Secondo De Michele il governo sta mettendo in atto un disegno preciso:
"Vogliono indirizzare le famiglie verso le scuole private, che da noi
sono le peggiori d'Europa: veri e propri diplomifici dove spesso ti
puoi comprare la promozione. Si tende a un modello che mantiene la
cultura a livello d'élite, escludendo la maggior parte delle persone".

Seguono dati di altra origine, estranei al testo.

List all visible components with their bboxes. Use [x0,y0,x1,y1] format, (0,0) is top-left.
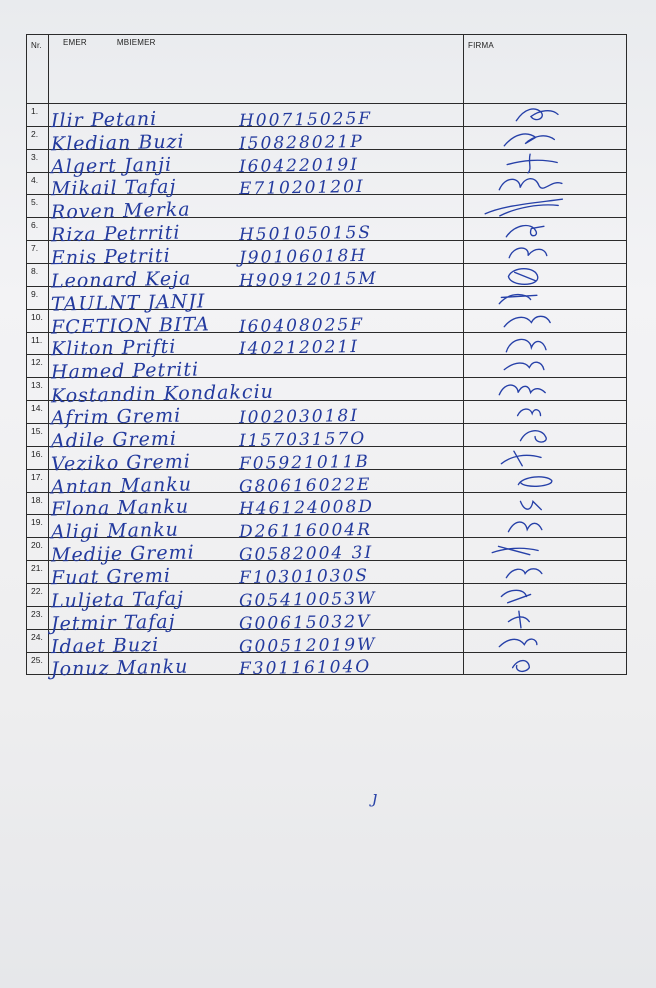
person-name: Veziko Gremi [50,450,192,476]
row-signature-cell [464,584,627,607]
row-name-cell [49,355,464,384]
signature-icon [464,401,626,423]
signature-icon [464,104,626,126]
row-number-cell [27,538,49,561]
row-number: 2. [31,128,39,139]
table-row [27,332,627,355]
row-signature-cell [464,652,627,675]
signature-icon [464,424,626,446]
row-name-cell [49,309,464,339]
signature-icon [464,447,626,469]
handwritten-entry [49,447,463,476]
row-name-cell [49,401,464,430]
row-name-cell [49,195,464,224]
row-name-cell [49,241,464,270]
row-number-cell [27,515,49,538]
row-signature-cell [464,606,627,629]
row-number: 21. [31,563,43,574]
table-row [27,309,627,332]
table-row [27,286,627,309]
table-row [27,378,627,401]
header-nr-cell [27,35,49,104]
row-signature-cell [464,401,627,424]
row-number: 22. [31,586,43,597]
header-nr: Nr. [31,41,42,50]
personal-id-number: I15703157O [238,428,367,451]
table-row [27,446,627,469]
row-number: 9. [31,288,39,299]
row-signature-cell [464,538,627,561]
header-emer: EMER [63,38,87,47]
personal-id-number: H00715025F [238,108,373,132]
handwritten-entry [49,287,463,316]
table-row [27,241,627,264]
row-signature-cell [464,469,627,492]
person-name: Aligi Manku [50,518,180,544]
row-name-cell [49,378,464,408]
handwritten-entry [49,630,463,658]
handwritten-entry [49,173,463,201]
row-name-cell [49,515,464,544]
row-name-cell [49,172,464,201]
row-name-cell [49,652,464,681]
personal-id-number: J90106018H [238,245,368,269]
row-signature-cell [464,286,627,309]
row-signature-cell [464,629,627,652]
row-number: 8. [31,266,39,277]
person-name: Medije Gremi [50,541,195,567]
person-name: Fuat Gremi [50,564,172,590]
person-name: Antan Manku [50,473,193,499]
personal-id-number: G05410053W [238,588,377,612]
row-number-cell [27,401,49,424]
personal-id-number: H46124008D [238,497,375,520]
row-number-cell [27,652,49,675]
table-row [27,606,627,629]
signature-icon [464,653,626,675]
row-number: 7. [31,243,39,254]
table-row [27,561,627,584]
row-number: 23. [31,608,43,619]
row-signature-cell [464,424,627,447]
personal-id-number: F10301030S [238,565,370,589]
row-number-cell [27,218,49,241]
row-number: 20. [31,540,43,551]
row-signature-cell [464,355,627,378]
row-number: 12. [31,357,43,368]
table-row [27,469,627,492]
row-signature-cell [464,241,627,264]
table-row [27,515,627,538]
person-name: Riza Petrriti [50,221,181,247]
row-number-cell [27,584,49,607]
signature-icon [464,310,626,332]
table-row [27,218,627,241]
personal-id-number: I60408025F [238,314,365,337]
table-header [27,35,627,104]
row-name-cell [49,629,464,658]
row-number: 6. [31,220,39,231]
personal-id-number: I00203018I [238,405,360,429]
row-name-cell [49,332,464,361]
row-signature-cell [464,126,627,149]
row-number-cell [27,561,49,584]
signature-icon [464,333,626,355]
signature-icon [464,584,626,606]
personal-id-number: F30116104O [238,657,372,680]
row-number: 5. [31,197,39,208]
person-name: Kostandin Kondakciu [50,380,275,408]
row-name-cell [49,561,464,590]
row-number-cell [27,309,49,332]
row-name-cell [49,584,464,613]
row-signature-cell [464,218,627,241]
handwritten-entry [49,333,463,361]
personal-id-number: G80616022E [238,474,372,497]
row-number-cell [27,492,49,515]
row-number: 4. [31,174,39,185]
handwritten-entry [49,150,463,178]
row-signature-cell [464,309,627,332]
handwritten-entry [49,355,463,384]
row-signature-cell [464,515,627,538]
person-name: Kledian Buzi [50,130,185,156]
row-signature-cell [464,195,627,218]
signature-icon [464,493,626,515]
row-number-cell [27,469,49,492]
personal-id-number: I60422019I [238,154,360,177]
stray-mark: ȷ [372,788,378,808]
row-number: 10. [31,311,43,322]
row-number: 19. [31,517,43,528]
handwritten-entry [49,218,463,247]
table-row [27,195,627,218]
personal-id-number: G00512019W [238,634,377,657]
row-number-cell [27,606,49,629]
table-row [27,355,627,378]
row-name-cell [49,149,464,178]
personal-id-number: G0582004 3I [238,543,374,566]
signature-icon [464,561,626,583]
handwritten-entry [49,515,463,544]
row-number-cell [27,355,49,378]
row-number-cell [27,126,49,149]
row-name-cell [49,424,464,453]
person-name: Afrim Gremi [50,404,182,430]
table-row [27,629,627,652]
signature-table [26,34,627,681]
row-number: 16. [31,448,43,459]
table-row [27,104,627,127]
row-signature-cell [464,561,627,584]
row-number: 3. [31,151,39,162]
table-row [27,584,627,607]
signature-icon [464,150,626,172]
handwritten-entry [49,378,463,408]
person-name: FCETION BITA [50,312,211,339]
personal-id-number: F05921011B [238,451,370,474]
signature-icon [464,607,626,629]
header-mbiemer: MBIEMER [116,38,156,47]
row-name-cell [49,126,464,156]
table-row [27,492,627,515]
handwritten-entry [49,310,463,339]
row-name-cell [49,264,464,293]
signature-icon [464,218,626,240]
signature-icon [464,241,626,263]
table-row [27,401,627,424]
handwritten-entry [49,424,463,453]
person-name: Algert Janji [50,153,173,178]
header-firma-cell [464,35,627,104]
signature-icon [464,195,626,217]
handwritten-entry [49,561,463,590]
signature-icon [464,470,626,492]
signature-icon [464,378,626,400]
header-name-cell [49,35,464,104]
row-number-cell [27,241,49,264]
table-row [27,149,627,172]
row-signature-cell [464,104,627,127]
signature-icon [464,538,626,560]
row-signature-cell [464,264,627,287]
row-number: 14. [31,403,43,414]
handwritten-entry [49,127,463,156]
row-name-cell [49,218,464,247]
personal-id-number: E71020120I [238,177,365,200]
handwritten-entry [49,538,463,567]
signature-icon [464,127,626,149]
row-name-cell [49,538,464,567]
row-number-cell [27,149,49,172]
row-signature-cell [464,492,627,515]
table-row [27,264,627,287]
row-number-cell [27,172,49,195]
row-number-cell [27,378,49,401]
row-signature-cell [464,446,627,469]
row-number-cell [27,286,49,309]
signature-icon [464,355,626,377]
row-number-cell [27,195,49,218]
table-row [27,172,627,195]
row-signature-cell [464,378,627,401]
signature-icon [464,630,626,652]
person-name: Hamed Petriti [50,358,200,384]
person-name: Roven Merka [50,198,191,224]
row-number: 24. [31,631,43,642]
row-name-cell [49,104,464,132]
row-number-cell [27,629,49,652]
signature-icon [464,287,626,309]
row-name-cell [49,492,464,521]
personal-id-number: I40212021I [238,337,360,360]
row-signature-cell [464,149,627,172]
handwritten-entry [49,104,463,132]
row-name-cell [49,446,464,476]
row-name-cell [49,606,464,636]
handwritten-entry [49,264,463,293]
row-signature-cell [464,172,627,195]
row-name-cell [49,286,464,316]
handwritten-entry [49,401,463,430]
person-name: TAULNT JANJI [50,290,206,316]
handwritten-entry [49,241,463,270]
header-firma: FIRMA [468,41,494,50]
row-number: 1. [31,106,39,116]
signature-icon [464,515,626,537]
personal-id-number: H90912015M [238,268,378,292]
personal-id-number: H50105015S [238,222,373,246]
person-name: Adile Gremi [50,427,178,453]
person-name: Luljeta Tafaj [50,587,185,613]
personal-id-number: I50828021P [238,131,364,154]
person-name: Enis Petriti [50,244,171,270]
table-row [27,424,627,447]
row-name-cell [49,469,464,499]
person-name: Idaet Buzi [50,633,160,658]
handwritten-entry [49,653,463,681]
row-number: 15. [31,426,43,437]
row-signature-cell [464,332,627,355]
row-number-cell [27,332,49,355]
person-name: Mikail Tafaj [50,176,177,201]
handwritten-entry [49,607,463,636]
person-name: Jetmir Tafaj [50,610,176,636]
person-name: Ilir Petani [50,107,158,132]
personal-id-number: G00615032V [238,611,372,634]
person-name: Flona Manku [50,496,190,521]
row-number-cell [27,424,49,447]
person-name: Kliton Prifti [50,336,177,361]
handwritten-entry [49,493,463,521]
row-number-cell [27,264,49,287]
signature-icon [464,264,626,286]
row-number: 17. [31,471,43,482]
person-name: Leonard Keja [50,267,192,293]
person-name: Jonuz Manku [50,656,189,681]
handwritten-entry [49,470,463,499]
row-number: 13. [31,380,43,391]
personal-id-number: D26116004R [238,520,373,543]
handwritten-entry [49,584,463,613]
row-number-cell [27,446,49,469]
row-number: 11. [31,334,43,345]
row-number-cell [27,104,49,127]
table-row [27,652,627,675]
signature-icon [464,173,626,195]
row-number: 18. [31,494,43,505]
table-row [27,538,627,561]
table-row [27,126,627,149]
row-number: 25. [31,654,43,665]
handwritten-entry [49,195,463,224]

A farne le spese, afferma De Michele, sono soprattutto gli studenti che
frequentano gli istituti tecnici: "Il governo sta abbattendo
l'istruzione professionale: non fornisce ai ragazzi gli strumenti
minimi per decodificare la realtà e segna il loro futuro, condannandoli
a subire la cultura di massa".
Cattiva maestra televisione. Il tema delle scuole di "serie A" e di
"serie B" è condiviso anche dal regista Valerio Jalongo, autore del
film "La scuola è finita" e docente in un istituto
tecnico-professionale di Roma: "I liceali rappresentano un 30% di
privilegiati rispetto al 70% dei loro colleghi che frequentano gli
istituti tecnici. La scuola è lo specchio di quello che sta succedendo
nelle fibre più intime del nostro Paese. Questo governo di destra
insegue un modello anglosassone: non crede più nella possibilità di
riformare la scuola pubblica e sovvenziona le scuole private". E la
televisione, sostiene Jalongo, ha finito per sostituirsi alla scuola:
"I ragazzi italiani passano più tempo davanti alla televisione che sui
libri: ormai è questa la loro agenzia formativa, con modelli come il
gioco dei pacchi e il Grande Fratello. La nostra scuola, di stampo
materno e cattolico, appiattisce tutto: il bravo professore non è
valorizzato e questo appiattimento si riverbera anche sui ragazzi, con
atteggiamenti di rinuncia e un abbassamento del livello medio
d'istruzione".
Il talento che non conta. Molti insegnanti, secondo Jalongo, non sono
però esenti da colpe: "I sindacati hanno stretto un patto deleterio con
una classe docente demotivata: il punteggio per le graduatorie e gli
scatti di carriera è formato dall'anzianità e dalla situazione
familiare. L'aggiornamento è facoltativo e non porta niente in busta
paga. Negli Stati Uniti gli studenti valutano i loro professori e il
preside ne tiene conto. Nella scuola pubblica francese i docenti che si
aggiornano hanno dei benefici e uno stipendio migliore. Un paese cresce
se investe in cultura e in formazione, che al momento sono le nostre
uniche possibilità di salvezza. Ma le risorse vanno spese bene: che
cosa fa la nostra scuola per valorizzare il talento dei ragazzi?". Ben
poco, almeno guardando i rank internazionali: alle elementari stiamo ai
primi posti, alle medie scendiamo a metà classifica e gli studenti
escono dalle superiori peggiori di come sono entrati. Un declino che
rispecchia lo stato della scuola pubblica italiana.